A person with a laptop © 123RF
A person with a laptop © 123RF

'Cognitive procurement' will drive profession forward

posted by Natalie Wain
22 April 2016

The procurement profession has come a long way since the days of sitting in an office signing purchase orders all day. And while maintaining cost-efficient relationships with trusted suppliers remains an essential part of the job, the need to evolve remains the key to future success.

This was the overarching message that emerged from Procurious’ Big Ideas Summit on Thursday. The event in London was attended by an impressive rollcall of industry heavy hitters, among them senior procurement brand manager at IBM Global Procurement Barry Ward, who spoke at the event.

Ward acknowledged the benefit of recent transformations within the industry, but warned the exponential growth of data, combined with the need for brands to react quickly to events affecting their supply chains, will require a radical shift in the paradigm.

“Technology will replace a lot of roles in the near future, and we’ll need new skills in procurement,” predicted Ward. “Without innovation you will never meet the needs of your supply chain. This ability to drive innovation is going to be an essential requirement.”

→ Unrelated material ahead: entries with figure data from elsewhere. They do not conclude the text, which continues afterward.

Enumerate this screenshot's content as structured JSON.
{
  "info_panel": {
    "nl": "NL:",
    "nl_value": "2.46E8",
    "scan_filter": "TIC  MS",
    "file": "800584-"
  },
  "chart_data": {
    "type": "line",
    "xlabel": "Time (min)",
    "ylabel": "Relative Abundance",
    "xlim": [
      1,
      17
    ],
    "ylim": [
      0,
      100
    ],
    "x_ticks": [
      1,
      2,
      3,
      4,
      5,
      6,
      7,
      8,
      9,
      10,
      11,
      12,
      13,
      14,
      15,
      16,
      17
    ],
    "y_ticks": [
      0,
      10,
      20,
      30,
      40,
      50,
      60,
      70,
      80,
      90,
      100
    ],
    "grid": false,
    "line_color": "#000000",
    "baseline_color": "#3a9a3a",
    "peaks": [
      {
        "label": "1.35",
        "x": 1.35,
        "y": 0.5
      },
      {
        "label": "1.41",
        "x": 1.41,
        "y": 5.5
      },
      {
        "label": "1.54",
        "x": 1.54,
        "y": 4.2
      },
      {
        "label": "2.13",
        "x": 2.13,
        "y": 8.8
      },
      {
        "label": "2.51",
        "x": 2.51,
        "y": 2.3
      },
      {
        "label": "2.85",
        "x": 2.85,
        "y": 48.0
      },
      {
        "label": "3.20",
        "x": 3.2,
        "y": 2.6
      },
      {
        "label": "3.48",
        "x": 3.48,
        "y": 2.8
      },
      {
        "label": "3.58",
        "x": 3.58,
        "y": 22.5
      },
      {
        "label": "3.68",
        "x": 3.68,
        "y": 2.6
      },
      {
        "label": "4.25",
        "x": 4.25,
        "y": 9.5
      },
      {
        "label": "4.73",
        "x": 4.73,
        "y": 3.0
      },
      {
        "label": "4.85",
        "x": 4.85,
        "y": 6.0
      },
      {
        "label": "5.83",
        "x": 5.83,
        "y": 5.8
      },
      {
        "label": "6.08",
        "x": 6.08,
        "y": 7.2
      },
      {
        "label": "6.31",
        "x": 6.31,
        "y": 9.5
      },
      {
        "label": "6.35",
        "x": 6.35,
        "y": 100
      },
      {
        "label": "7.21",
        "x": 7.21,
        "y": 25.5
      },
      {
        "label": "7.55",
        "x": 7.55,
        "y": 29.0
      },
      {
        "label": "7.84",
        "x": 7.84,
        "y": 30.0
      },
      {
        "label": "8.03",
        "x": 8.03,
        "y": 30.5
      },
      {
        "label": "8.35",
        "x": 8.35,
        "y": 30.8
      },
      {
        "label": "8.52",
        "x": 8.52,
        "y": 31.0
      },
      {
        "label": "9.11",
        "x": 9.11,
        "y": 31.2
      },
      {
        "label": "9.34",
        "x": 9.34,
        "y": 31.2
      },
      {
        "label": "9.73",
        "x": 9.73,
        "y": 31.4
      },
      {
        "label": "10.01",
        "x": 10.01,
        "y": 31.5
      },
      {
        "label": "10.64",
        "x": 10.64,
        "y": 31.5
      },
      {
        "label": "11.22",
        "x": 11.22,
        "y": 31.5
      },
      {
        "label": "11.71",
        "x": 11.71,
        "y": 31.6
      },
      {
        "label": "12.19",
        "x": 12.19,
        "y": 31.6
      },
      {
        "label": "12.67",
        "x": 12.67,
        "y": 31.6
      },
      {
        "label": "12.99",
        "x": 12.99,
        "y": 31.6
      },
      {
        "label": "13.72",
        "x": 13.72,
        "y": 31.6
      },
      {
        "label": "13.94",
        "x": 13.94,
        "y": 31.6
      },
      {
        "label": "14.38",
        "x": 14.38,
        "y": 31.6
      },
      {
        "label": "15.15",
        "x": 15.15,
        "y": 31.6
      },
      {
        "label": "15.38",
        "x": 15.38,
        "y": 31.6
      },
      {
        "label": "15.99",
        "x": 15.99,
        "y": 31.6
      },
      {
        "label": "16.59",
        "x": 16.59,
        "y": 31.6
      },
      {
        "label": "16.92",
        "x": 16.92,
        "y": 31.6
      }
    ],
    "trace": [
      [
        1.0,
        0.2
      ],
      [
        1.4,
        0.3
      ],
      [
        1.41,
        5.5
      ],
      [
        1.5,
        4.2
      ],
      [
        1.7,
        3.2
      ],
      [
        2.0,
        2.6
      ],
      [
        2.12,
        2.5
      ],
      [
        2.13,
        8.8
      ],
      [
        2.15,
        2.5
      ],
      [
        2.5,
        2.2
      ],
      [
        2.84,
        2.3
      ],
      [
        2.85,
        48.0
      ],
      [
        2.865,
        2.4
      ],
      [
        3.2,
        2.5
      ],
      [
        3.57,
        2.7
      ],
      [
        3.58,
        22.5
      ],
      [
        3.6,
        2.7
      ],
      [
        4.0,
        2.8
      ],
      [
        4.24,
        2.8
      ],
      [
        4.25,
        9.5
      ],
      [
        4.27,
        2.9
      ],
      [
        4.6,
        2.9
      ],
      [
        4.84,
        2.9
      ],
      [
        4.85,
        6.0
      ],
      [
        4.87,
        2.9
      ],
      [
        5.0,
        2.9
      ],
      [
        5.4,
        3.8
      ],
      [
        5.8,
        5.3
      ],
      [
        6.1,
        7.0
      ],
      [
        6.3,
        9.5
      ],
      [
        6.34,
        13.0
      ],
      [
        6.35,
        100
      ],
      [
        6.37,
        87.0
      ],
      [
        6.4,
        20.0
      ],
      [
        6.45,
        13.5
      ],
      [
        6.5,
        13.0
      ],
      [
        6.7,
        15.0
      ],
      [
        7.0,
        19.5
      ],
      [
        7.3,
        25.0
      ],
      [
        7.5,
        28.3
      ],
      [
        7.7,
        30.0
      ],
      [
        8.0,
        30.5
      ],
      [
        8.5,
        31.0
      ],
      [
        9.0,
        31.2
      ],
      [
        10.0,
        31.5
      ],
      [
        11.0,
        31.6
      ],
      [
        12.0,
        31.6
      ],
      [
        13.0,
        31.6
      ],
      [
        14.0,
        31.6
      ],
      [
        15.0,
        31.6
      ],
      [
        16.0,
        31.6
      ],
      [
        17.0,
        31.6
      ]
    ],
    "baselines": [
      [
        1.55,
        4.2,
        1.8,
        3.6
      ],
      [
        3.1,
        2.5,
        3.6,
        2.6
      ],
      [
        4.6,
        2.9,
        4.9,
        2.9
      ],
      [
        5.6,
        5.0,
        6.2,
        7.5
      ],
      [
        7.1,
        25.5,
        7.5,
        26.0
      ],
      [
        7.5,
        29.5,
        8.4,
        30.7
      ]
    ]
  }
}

In the future, adopters of what Ward calls “cognitive procurement” will be the ones driving the profession forward. Platforms such as IBM’s Watson, which can help process and reveal insights from large amounts of unstructured data, should be embraced, said Ward, and will put the balance of power back with the buyer.

“Harnessing this technology will allow procurement professionals to analyse contracts quickly and efficiently, and give you immediate access to data feeds about suppliers, so you can make immediate and effective decisions.

 “Don’t underestimate the changes coming our way,” he added. “With the pace of progress, now is the time to act.”

The ability to evaluate suppliers was a theme picked up by Gabe Perez, vice president of strategy and market development at Coupa. According to Perez, one of the greatest challenges facing the industry is complacency. Relying on legacy networks when it comes to conducting business with suppliers is excluding up to 90% of the potential supply base, he claimed.

“To get suppliers to participate, you have to have an open door. There are suppliers all over the world, but you have to connect with them and take out the barriers to openness.”

Essentially, what this amounts to is agility. Something Chris Sawchuk, principal & global procurement advisory practice leader at The Hackett Group advocates if the sector is to flourish. According to Sawchuk, 74% of procurement professionals say agility is important, yet only 36% say they know how to improve it. “Agility is there, it’s just not systemic,” said Sawchuk.

So what does agility actually look like and how to you implement it? Like Ward, Sawchuk recommends investing in and piloting new technology, as well as evaluating your ability to respond to fluctuating business demands, which may involve using outsourcing providers to help manage tail spend.

Before you can implement any of this, however, you’ll need to do what Sawchuk calls an “honest inventory of procurement’s identity and culture” within your company.

The chances are there is room for improvement, but how quickly procurement professionals implement these improvements could shape the future success of the sector.